The aim of any humanitarian innovation should be to reduce the impact of humanitarian crises on the people affected. This means that there is a strong case to hand over a successful innovation to other people if you cannot continue to develop and implement it.

There are many reasons why this might happen; it could be due to changes in your organisation’s priorities or overarching strategy, or it could be that the next stage requires more resources, know-how or operational presence than you can offer.

In these cases, you should go through the same steps as mothballing, while also looking for a potential partner who might take on your innovation. It is unlikely to be sufficient just to post details of the project online; you will need to carry out a targeted search as soon as you know that a hand over may be required.


Sustain

You may find that your solution is having an impact but that the problem is a bounded one, ie, it is only really relevant for the group or context you are already targeting. If so, you may only want to continue implementing your innovation at its current level.

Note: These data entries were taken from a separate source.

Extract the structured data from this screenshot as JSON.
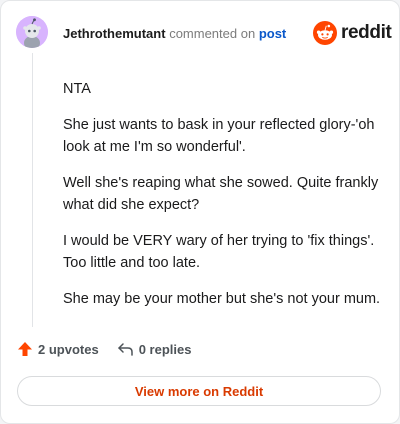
{
  "comment": {
    "username": "Jethrothemutant",
    "action_text": "commented on",
    "post_link": "post",
    "paragraphs": [
      "NTA",
      "She just wants to bask in your reflected glory-'oh look at me I'm so wonderful'.",
      "Well she's reaping what she sowed. Quite frankly what did she expect?",
      "I would be VERY wary of her trying to 'fix things'. Too little and too late.",
      "She may be your mother but she's not your mum."
    ]
  },
  "brand": {
    "name": "reddit",
    "icon": "reddit-logo-icon",
    "color": "#ff4500"
  },
  "actions": {
    "upvotes_label": "2 upvotes",
    "upvote_icon": "upvote-arrow-icon",
    "upvote_color": "#ff4500",
    "replies_label": "0 replies",
    "reply_icon": "reply-arrow-icon"
  },
  "footer": {
    "view_more_label": "View more on Reddit"
  }
}
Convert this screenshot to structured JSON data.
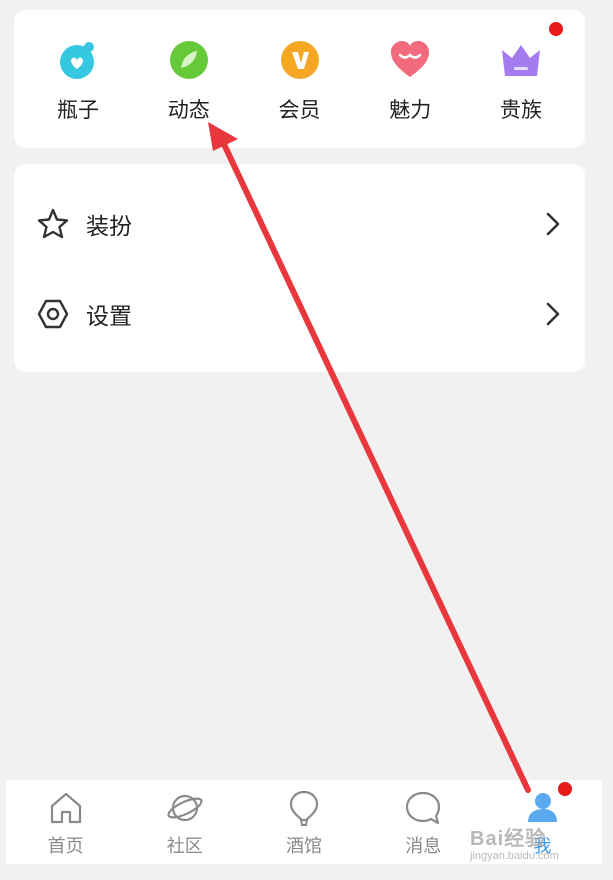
{
  "quick_entries": [
    {
      "label": "瓶子",
      "icon": "bottle-icon",
      "color": "#35c8e0"
    },
    {
      "label": "动态",
      "icon": "moments-icon",
      "color": "#66c93a"
    },
    {
      "label": "会员",
      "icon": "vip-icon",
      "color": "#f5a623"
    },
    {
      "label": "魅力",
      "icon": "heart-icon",
      "color": "#f26a7e"
    },
    {
      "label": "贵族",
      "icon": "crown-icon",
      "color": "#a47cf0",
      "has_red_dot": true
    }
  ],
  "menu": [
    {
      "label": "装扮",
      "icon": "star-icon"
    },
    {
      "label": "设置",
      "icon": "settings-icon"
    }
  ],
  "tabbar": [
    {
      "label": "首页",
      "icon": "home-icon"
    },
    {
      "label": "社区",
      "icon": "planet-icon"
    },
    {
      "label": "酒馆",
      "icon": "balloon-icon"
    },
    {
      "label": "消息",
      "icon": "message-icon"
    },
    {
      "label": "我",
      "icon": "profile-icon",
      "active": true,
      "has_red_dot": true
    }
  ],
  "colors": {
    "background": "#f2f1f2",
    "active_tab": "#3d9be9",
    "notification_dot": "#e81919",
    "annotation_arrow": "#e8383d"
  },
  "watermark": {
    "text": "Bai经验",
    "sub": "jingyan.baidu.com"
  }
}
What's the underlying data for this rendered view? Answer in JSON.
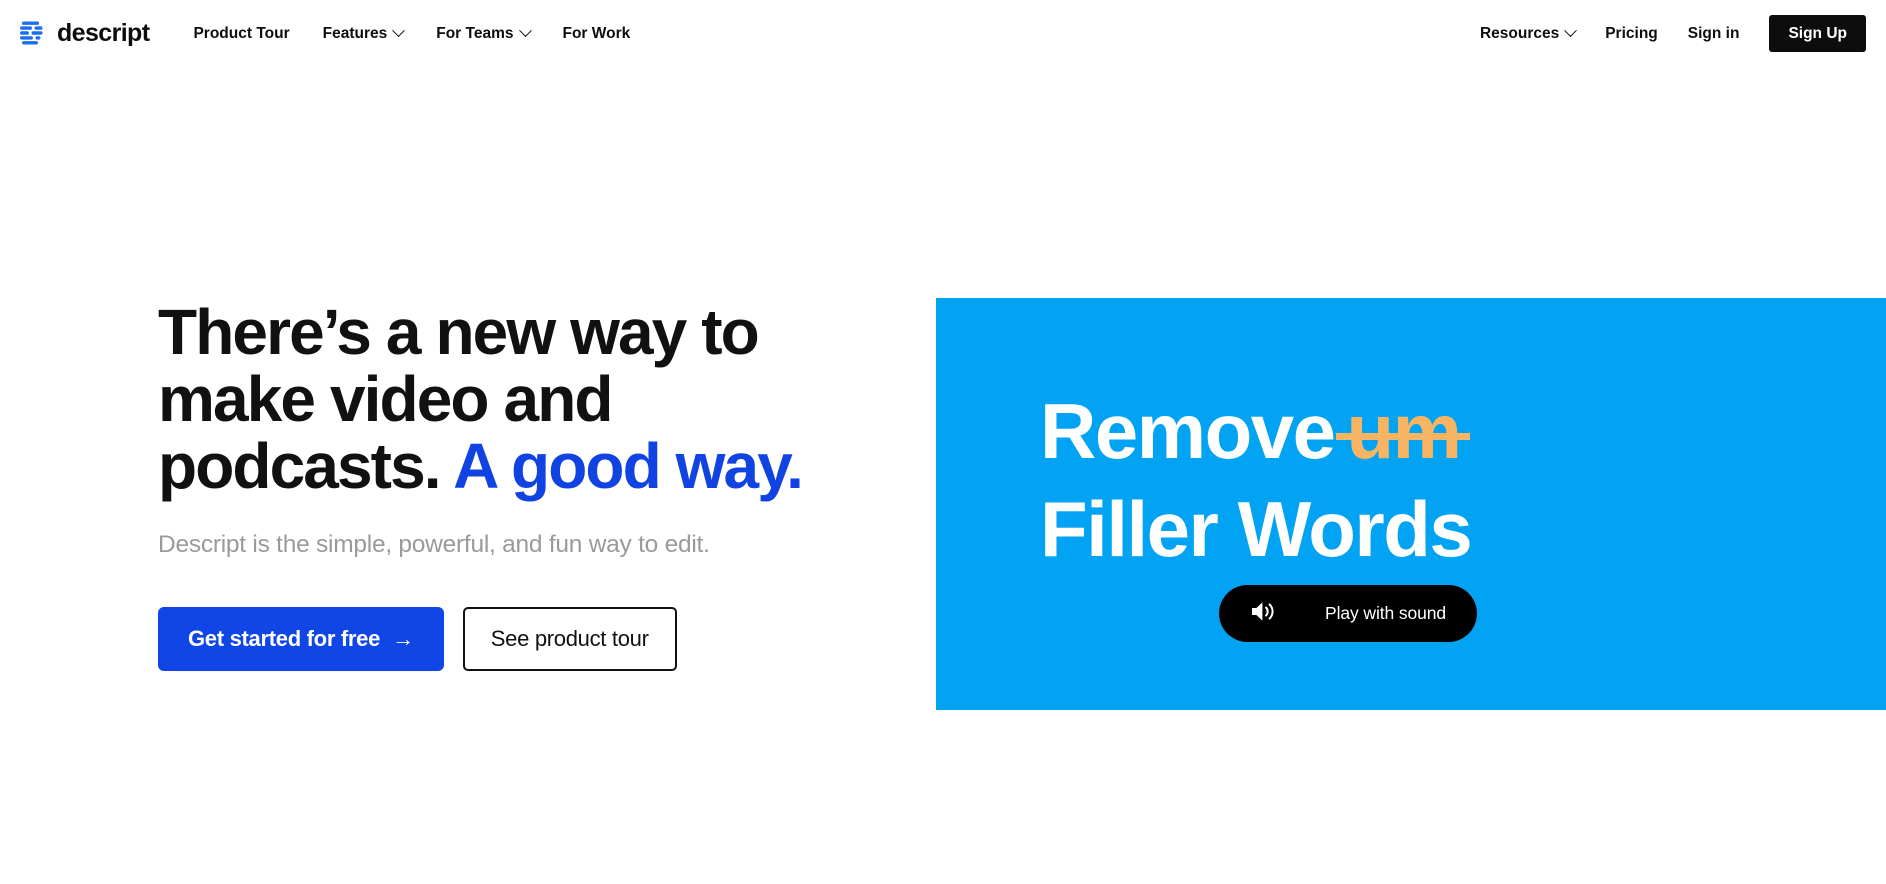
{
  "nav": {
    "brand": {
      "name": "descript",
      "logo_icon": "descript-waveform-logo"
    },
    "left_items": [
      {
        "label": "Product Tour",
        "has_dropdown": false
      },
      {
        "label": "Features",
        "has_dropdown": true,
        "icon": "chevron-down-icon"
      },
      {
        "label": "For Teams",
        "has_dropdown": true,
        "icon": "chevron-down-icon"
      },
      {
        "label": "For Work",
        "has_dropdown": false
      }
    ],
    "right_items": [
      {
        "label": "Resources",
        "has_dropdown": true,
        "icon": "chevron-down-icon"
      },
      {
        "label": "Pricing",
        "has_dropdown": false
      },
      {
        "label": "Sign in",
        "has_dropdown": false
      }
    ],
    "signup_label": "Sign Up"
  },
  "hero": {
    "headline_line1": "There’s a new way to",
    "headline_line2": "make video and",
    "headline_line3_plain": "podcasts.",
    "headline_line3_accent": "A good way.",
    "subhead": "Descript is the simple, powerful, and fun way to edit.",
    "primary_cta": "Get started for free",
    "primary_cta_arrow": "→",
    "secondary_cta": "See product tour"
  },
  "video_card": {
    "line1_white": "Remove",
    "line1_struck": "um",
    "line2": "Filler Words",
    "play_button_label": "Play with sound",
    "play_button_icon": "speaker-sound-icon"
  },
  "colors": {
    "brand_blue": "#1046e6",
    "card_blue": "#03a3f4",
    "accent_orange": "#f7b563",
    "text_dark": "#111111",
    "subhead_gray": "#9a9a9a",
    "black": "#0d0d0d",
    "white": "#ffffff"
  }
}
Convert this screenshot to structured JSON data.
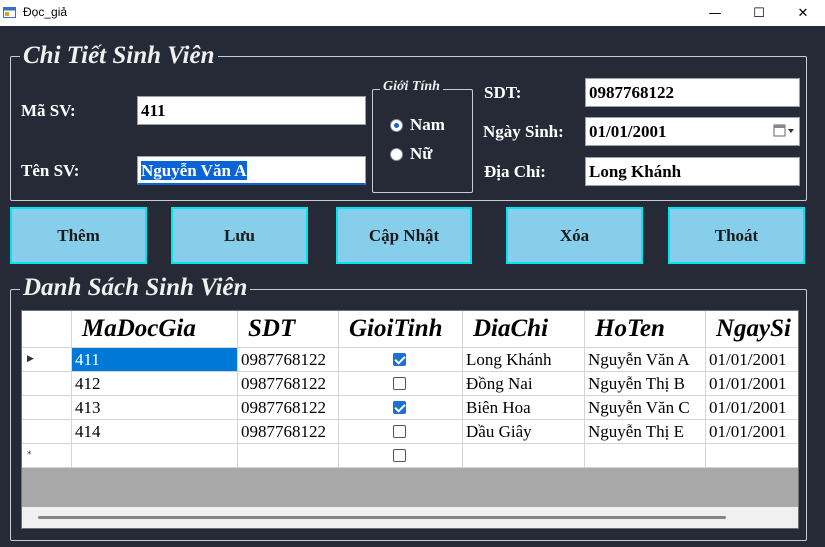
{
  "window": {
    "title": "Đọc_giả",
    "minimize": "—",
    "maximize": "☐",
    "close": "✕"
  },
  "details": {
    "group_title": "Chi Tiết Sinh Viên",
    "ma_sv_label": "Mã SV:",
    "ma_sv_value": "411",
    "ten_sv_label": "Tên SV:",
    "ten_sv_value": "Nguyễn Văn A",
    "gender_group_title": "Giới Tính",
    "gender_male": "Nam",
    "gender_female": "Nữ",
    "gender_selected": "Nam",
    "sdt_label": "SDT:",
    "sdt_value": "0987768122",
    "ngay_sinh_label": "Ngày Sinh:",
    "ngay_sinh_value": "01/01/2001",
    "dia_chi_label": "Địa Chỉ:",
    "dia_chi_value": "Long Khánh"
  },
  "buttons": {
    "add": "Thêm",
    "save": "Lưu",
    "update": "Cập Nhật",
    "delete": "Xóa",
    "exit": "Thoát"
  },
  "list": {
    "group_title": "Danh Sách Sinh Viên",
    "columns": [
      "MaDocGia",
      "SDT",
      "GioiTinh",
      "DiaChi",
      "HoTen",
      "NgaySi"
    ],
    "rows": [
      {
        "ma": "411",
        "sdt": "0987768122",
        "gioitinh": true,
        "diachi": "Long Khánh",
        "hoten": "Nguyễn Văn A",
        "ngaysinh": "01/01/2001"
      },
      {
        "ma": "412",
        "sdt": "0987768122",
        "gioitinh": false,
        "diachi": "Đồng Nai",
        "hoten": "Nguyễn Thị B",
        "ngaysinh": "01/01/2001"
      },
      {
        "ma": "413",
        "sdt": "0987768122",
        "gioitinh": true,
        "diachi": "Biên Hoa",
        "hoten": "Nguyễn Văn C",
        "ngaysinh": "01/01/2001"
      },
      {
        "ma": "414",
        "sdt": "0987768122",
        "gioitinh": false,
        "diachi": "Dầu Giây",
        "hoten": "Nguyễn Thị E",
        "ngaysinh": "01/01/2001"
      }
    ],
    "current_row_marker": "▶",
    "new_row_marker": "*"
  },
  "colors": {
    "background": "#252a36",
    "button_fill": "#87ceeb",
    "button_border": "#00e5ee",
    "selection": "#0078d7"
  }
}
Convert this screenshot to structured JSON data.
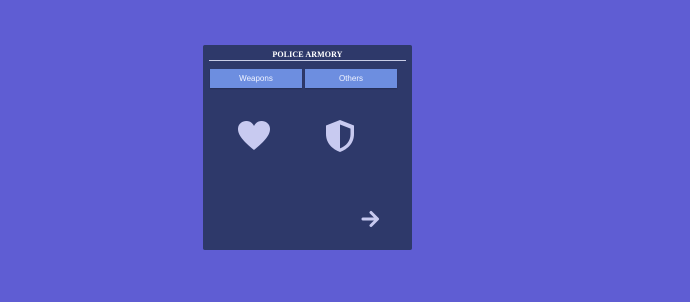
{
  "panel": {
    "title": "POLICE ARMORY"
  },
  "tabs": [
    {
      "label": "Weapons"
    },
    {
      "label": "Others"
    }
  ],
  "items": [
    {
      "icon": "heart-icon"
    },
    {
      "icon": "shield-icon"
    }
  ],
  "navigation": {
    "next_icon": "arrow-right-icon"
  },
  "colors": {
    "background": "#5f5dd3",
    "panel": "#2e396a",
    "tab": "#6d8ee0",
    "icon": "#c8caf0"
  }
}
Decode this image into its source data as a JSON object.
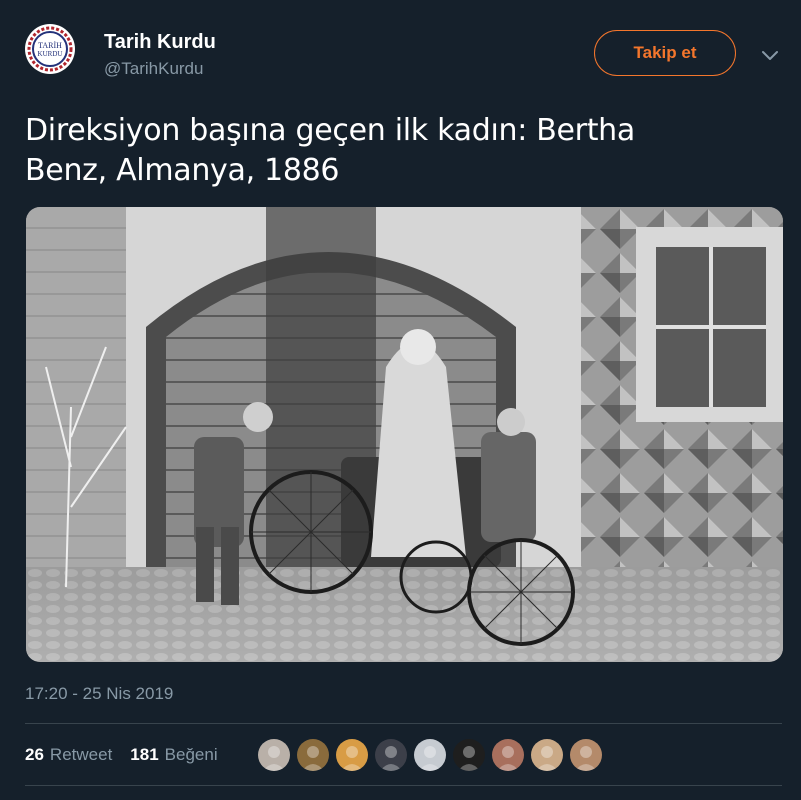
{
  "account": {
    "display_name": "Tarih Kurdu",
    "handle": "@TarihKurdu",
    "avatar_text_line1": "TARİH",
    "avatar_text_line2": "KURDU"
  },
  "follow_button": {
    "label": "Takip et"
  },
  "tweet": {
    "text_line1": "Direksiyon başına geçen ilk kadın: Bertha",
    "text_line2": "Benz, Almanya, 1886",
    "timestamp": "17:20 - 25 Nis 2019"
  },
  "stats": {
    "retweets": {
      "count": "26",
      "label": "Retweet"
    },
    "likes": {
      "count": "181",
      "label": "Beğeni"
    }
  },
  "likers": [
    {
      "name": "liker-avatar-1",
      "color": "#b9b0a8"
    },
    {
      "name": "liker-avatar-2",
      "color": "#8a6b3c"
    },
    {
      "name": "liker-avatar-3",
      "color": "#d89c45"
    },
    {
      "name": "liker-avatar-4",
      "color": "#3c3f49"
    },
    {
      "name": "liker-avatar-5",
      "color": "#c6cbd1"
    },
    {
      "name": "liker-avatar-6",
      "color": "#1e1e1e"
    },
    {
      "name": "liker-avatar-7",
      "color": "#a86f5d"
    },
    {
      "name": "liker-avatar-8",
      "color": "#caa986"
    },
    {
      "name": "liker-avatar-9",
      "color": "#b48a6a"
    }
  ],
  "colors": {
    "background": "#15202b",
    "accent": "#f4762c",
    "secondary_text": "#8899a6",
    "divider": "#38444d"
  }
}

If this is the case, you should still use the Scale stage of this guide as it provides useful guidance on sustainability as well as scale. It is also worth ensuring that you promote your work and disseminate learning so that if there are others who could use it or adapt it, they are able to find out about it. This is critical for increasing the adoption of successful innovations.


Invest

If the evidence you have generated shows that your solution delivers impact, and particularly if this impact is better or at a lower cost than other existing solutions, you will probably want to scale your impact. This will require you to invest a lot more time, money, energy and organisational resources into the next stage of the journey. To do this, you will need to work through the Scale stage of this guide.